Saturday, March 5, 2011

Eduardo Lourenco & the Relationship Between Portugal & Europe

Found an interesting passage online from Berkley University from Tito.C.Cunha about Eduardo Lourenco, the "quintessential Portuguese essayist." Below is a passage regarding Lourenco's views about Portuguese identity. Have a read...
E. Lourenço stresses the existence among the Portuguese of a "European imaginary" created by the Greeks, which frames European cultural identity in all the European space. The other great cornerstone of European identity, Christianity, makes Portugal an integral part of the European historical and cultural community that old Europe is made of.

As for America, meaning the USA, Lourenço hesitates between seeing its imaginary as almost a prolongation of the European imaginary or with an imaginary of its own "that is becoming an universal imaginary," namely through cinema, because "in America there is the whole world."

Europe, and Portugal with it, is like a civilization of disquietude. Not because of the "same" but of the "other" within. Besides, Europe's imaginary birth turns around a mythology of unquietness, remaining nameless about its own identity.

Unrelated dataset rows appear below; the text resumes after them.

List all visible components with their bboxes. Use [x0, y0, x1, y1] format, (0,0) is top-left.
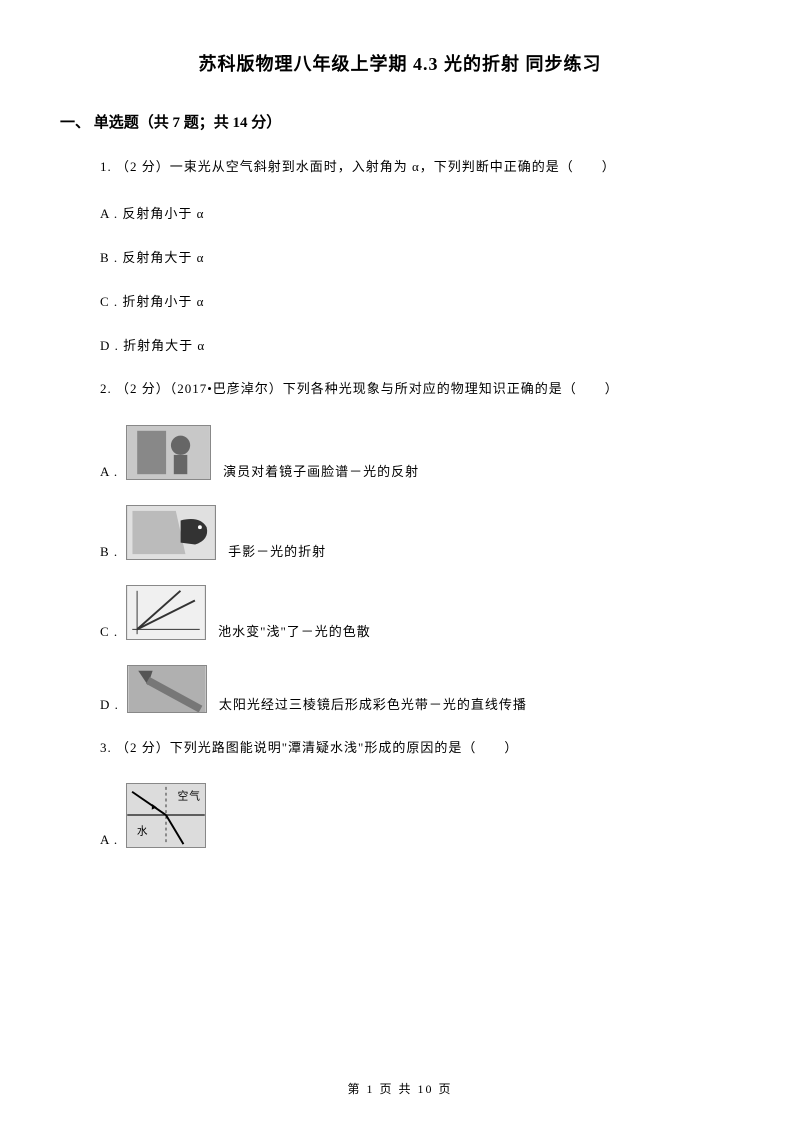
option-image-diagram-a: 空气 水	[126, 783, 206, 848]
option-text: 太阳光经过三棱镜后形成彩色光带－光的直线传播	[219, 694, 527, 713]
option-label: B .	[100, 544, 118, 560]
q1-option-c: C . 折射角小于 α	[100, 291, 740, 310]
option-image-prism	[127, 665, 207, 713]
page-title: 苏科版物理八年级上学期 4.3 光的折射 同步练习	[60, 50, 740, 76]
section-number: 一、	[60, 115, 90, 131]
option-label: D .	[100, 697, 119, 713]
water-label: 水	[137, 826, 149, 838]
q2-option-d: D . 太阳光经过三棱镜后形成彩色光带－光的直线传播	[100, 665, 740, 713]
mirror-sketch-icon	[127, 426, 210, 479]
section-header: 一、 单选题（共 7 题；共 14 分）	[60, 111, 740, 132]
option-text: D . 折射角大于 α	[100, 335, 205, 354]
option-image-pool	[126, 585, 206, 640]
section-label: 单选题（共 7 题；共 14 分）	[94, 115, 282, 131]
q1-option-d: D . 折射角大于 α	[100, 335, 740, 354]
q2-option-c: C . 池水变"浅"了－光的色散	[100, 585, 740, 640]
hand-shadow-icon	[127, 506, 215, 559]
air-label: 空气	[178, 790, 201, 803]
option-text: B . 反射角大于 α	[100, 247, 204, 266]
light-path-diagram-icon: 空气 水	[127, 784, 205, 847]
q2-option-a: A . 演员对着镜子画脸谱－光的反射	[100, 425, 740, 480]
page-footer: 第 1 页 共 10 页	[0, 1080, 800, 1097]
q3-option-a: A . 空气 水	[100, 783, 740, 848]
prism-sketch-icon	[128, 666, 206, 712]
q1-stem: 1. （2 分）一束光从空气斜射到水面时，入射角为 α，下列判断中正确的是（ ）	[100, 157, 740, 178]
refraction-sketch-icon	[127, 586, 205, 639]
option-text: 池水变"浅"了－光的色散	[218, 621, 371, 640]
option-image-shadow	[126, 505, 216, 560]
option-label: A .	[100, 832, 118, 848]
option-text: 演员对着镜子画脸谱－光的反射	[223, 461, 419, 480]
option-label: A .	[100, 464, 118, 480]
option-image-actor	[126, 425, 211, 480]
q2-option-b: B . 手影－光的折射	[100, 505, 740, 560]
option-text: A . 反射角小于 α	[100, 203, 204, 222]
option-text: C . 折射角小于 α	[100, 291, 204, 310]
option-label: C .	[100, 624, 118, 640]
q1-option-b: B . 反射角大于 α	[100, 247, 740, 266]
q2-stem: 2. （2 分）（2017•巴彦淖尔）下列各种光现象与所对应的物理知识正确的是（…	[100, 379, 740, 400]
q1-option-a: A . 反射角小于 α	[100, 203, 740, 222]
q3-stem: 3. （2 分）下列光路图能说明"潭清疑水浅"形成的原因的是（ ）	[100, 738, 740, 759]
option-text: 手影－光的折射	[228, 541, 326, 560]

Turning to Portugal, he argues that his native land has always had a very strong cultural identity but suffered from a lack of external recognition. Portugal was a homogeneous country for too long. In language, religion, and ethnicity, nothing changed. Europe, on the other hand, experienced constant change, from continuous civil war to growing diversity and differences, incorporating "the other" into European culture. Portugal had to experience this "other" from afar. Knowledge of the other was indirect, something we heard of. According to Lourenço, this ancient Portuguese hyper-identity is also at the root of a certain European universality, precisely because of that looking in the distance. It is also something of the past. European integration brought otherness to proximity...that multicultural otherness that America knows so well. As he states "in less than 30 years, the view that Europe has of Portugal and Spain and our view of Europe has changed radically."

Lourenço finishes with a cautious note, writing: "It would be good that we, Portuguese and Spaniards, that were for centuries in and out of the space where the idea of universality was played, as if the idea of singularity should be sacrificed, continue to remember what our most brilliant cultural minds lived as a desert crossing. Our "new identity" inside Europe cannot do without this experience. It is a part of our memory and we are a part of it."